March 7, 2008

Câncer não é sentença de morte





Conversando com outros sobreviventes de câncer ouço histórias absurdas, cheias de preconceito e ignorância. Gente que acha, em pleno século XXI, que alguns tipos de câncer podem ser contagiosos!!! Sempre respondo que câncer não é nem contagioso nem incurável, mas ignorância pode ser as duas coisas.

Mas coisinhas assim não se restringem só aos mais ignorantes e toscos ou mesmo aos sádicos e maldosos. Às vezes os bem intencionados também dão seus escorregões. Quer ver só? Ontem, durante minha reunião na American Cancer Society, discuti o meu novo trabalho lá. Entre as minhas funções está a tarefa de tornar as reuniões com os membros mais dinâmicas e interativas.

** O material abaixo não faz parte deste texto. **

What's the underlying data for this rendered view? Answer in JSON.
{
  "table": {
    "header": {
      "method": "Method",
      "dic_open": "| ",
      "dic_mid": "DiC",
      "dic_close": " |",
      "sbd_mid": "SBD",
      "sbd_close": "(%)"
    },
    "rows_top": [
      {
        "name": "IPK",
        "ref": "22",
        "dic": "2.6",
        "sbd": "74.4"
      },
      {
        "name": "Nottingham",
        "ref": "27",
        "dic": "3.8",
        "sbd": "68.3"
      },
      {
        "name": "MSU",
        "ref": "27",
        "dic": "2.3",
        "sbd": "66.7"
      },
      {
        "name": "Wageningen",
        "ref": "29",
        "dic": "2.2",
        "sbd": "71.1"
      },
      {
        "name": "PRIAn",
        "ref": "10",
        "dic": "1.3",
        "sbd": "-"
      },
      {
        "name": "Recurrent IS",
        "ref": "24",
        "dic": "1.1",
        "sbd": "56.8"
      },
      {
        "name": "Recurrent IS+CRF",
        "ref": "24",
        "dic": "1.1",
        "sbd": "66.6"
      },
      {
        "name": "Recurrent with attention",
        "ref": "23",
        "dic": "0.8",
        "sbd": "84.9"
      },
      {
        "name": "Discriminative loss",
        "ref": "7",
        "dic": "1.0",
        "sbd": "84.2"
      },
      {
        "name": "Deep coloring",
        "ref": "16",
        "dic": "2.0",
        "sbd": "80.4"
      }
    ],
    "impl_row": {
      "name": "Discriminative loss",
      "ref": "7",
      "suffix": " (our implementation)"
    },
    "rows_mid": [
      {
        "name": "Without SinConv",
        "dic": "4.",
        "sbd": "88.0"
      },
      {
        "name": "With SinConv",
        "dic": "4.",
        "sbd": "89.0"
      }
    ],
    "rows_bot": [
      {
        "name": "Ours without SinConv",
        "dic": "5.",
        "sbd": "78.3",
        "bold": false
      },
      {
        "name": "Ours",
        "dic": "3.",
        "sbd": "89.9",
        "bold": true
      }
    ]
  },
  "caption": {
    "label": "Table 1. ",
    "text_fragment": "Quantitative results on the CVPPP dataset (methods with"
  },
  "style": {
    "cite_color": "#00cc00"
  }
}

Para me ajudar, elas me ofereceram uma cartilha com vários destes joguinhos que devem servir como ice-breakers. Um era um bingo com questões relativas ao câncer e o que tem sido feito para o combate da doença, outra era um jogo de perguntas e respostas e o terceiro da lista era um jogo de celebridades. Numa coluna você tinha a tal celebridade, na outra a causa mortis!!!!! Acertou quem disse que todos tinham morrido de câncer, desde Errol Flynn até John Wayne e se as previsões diabólicas se realizarem em breve o coitado do Patrick Swayze. (Claro que ninguém tinha morrido de câncer no fígado, pois ele é bem raro. Não sei se fiquei triste ou satisfeita.)

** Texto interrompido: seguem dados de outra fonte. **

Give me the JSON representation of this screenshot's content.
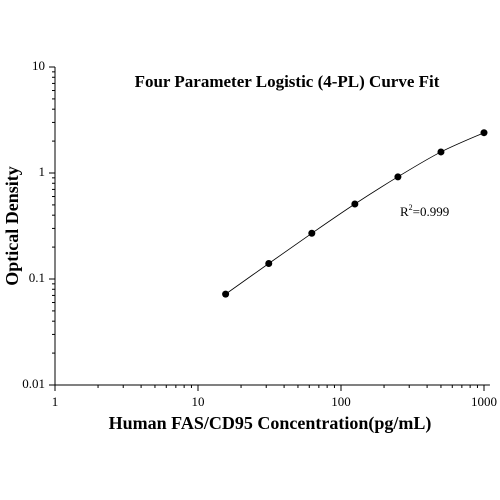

Quando me explicaram o tal "joguinho" não escondi meu descontentamento. "Peraí, por que temos que falar na celebridades mortas? Para que falar de morte? Por que não colocamos as celebridades vivas que venceram a doença. Gente tipo Lance Armstrong, Sheryl Crow, Eddie Falco, Rudolph Giuliani, Colin Powell, Olivia Newton-John, Kylie Monogue e, se Deus quiser, Patrick Swayze." Isso só citando os conhecidos por aqui. Se fosse aí no Brasil, acrescentaria Ana Maria Braga, Patricia Pillar, Herson Capri e outros cujos nomes agora me escapam à memória.

Já falei para elas que vou usar o tal joguinho como inspiração, mas o meu vai ter um toque bem mais otimista. Sei que é importante honrar as pessoas cujas vidas foram ceifadas por esta doença covarde. Elas devem ser lembradas sempre, pela coragem, pela luta e pela história de vida que nos deixaram. Mas é muito importante para os sobreviventes de câncer que o foco seja a vida, que eles saibam que podem sobreviver, como muitos de nós, que tentamos ao máximo levar uma vida normal. Óbvio que as lembranças e muitas vezes os traumas nos acompanham para sempre, mas nosso objetivo é sempre seguir em frente e encarar a vida de modo positivo, afinal nós, mais do que muita gente, sabemos que ela é uma dádiva.

Talvez a minha missão seja esta: mostrar aos outros que viver e ser feliz depois de uma experiência tão dolorosa é possível. Talvez meu dever seja lutar contra o preconceito e contra a ignorância e mostrar tanto aos pacientes quanto aos familiares e amigos e até mesmo os curiosos que o câncer não é seletivo e não tem cara. Ou talvez tenha muitas caras: a minha e a de milhares de pessoas espalhadas mundo a fora que decidiram que apesar dos obstáculos vão lutar e vão viver felizes por muito tempo.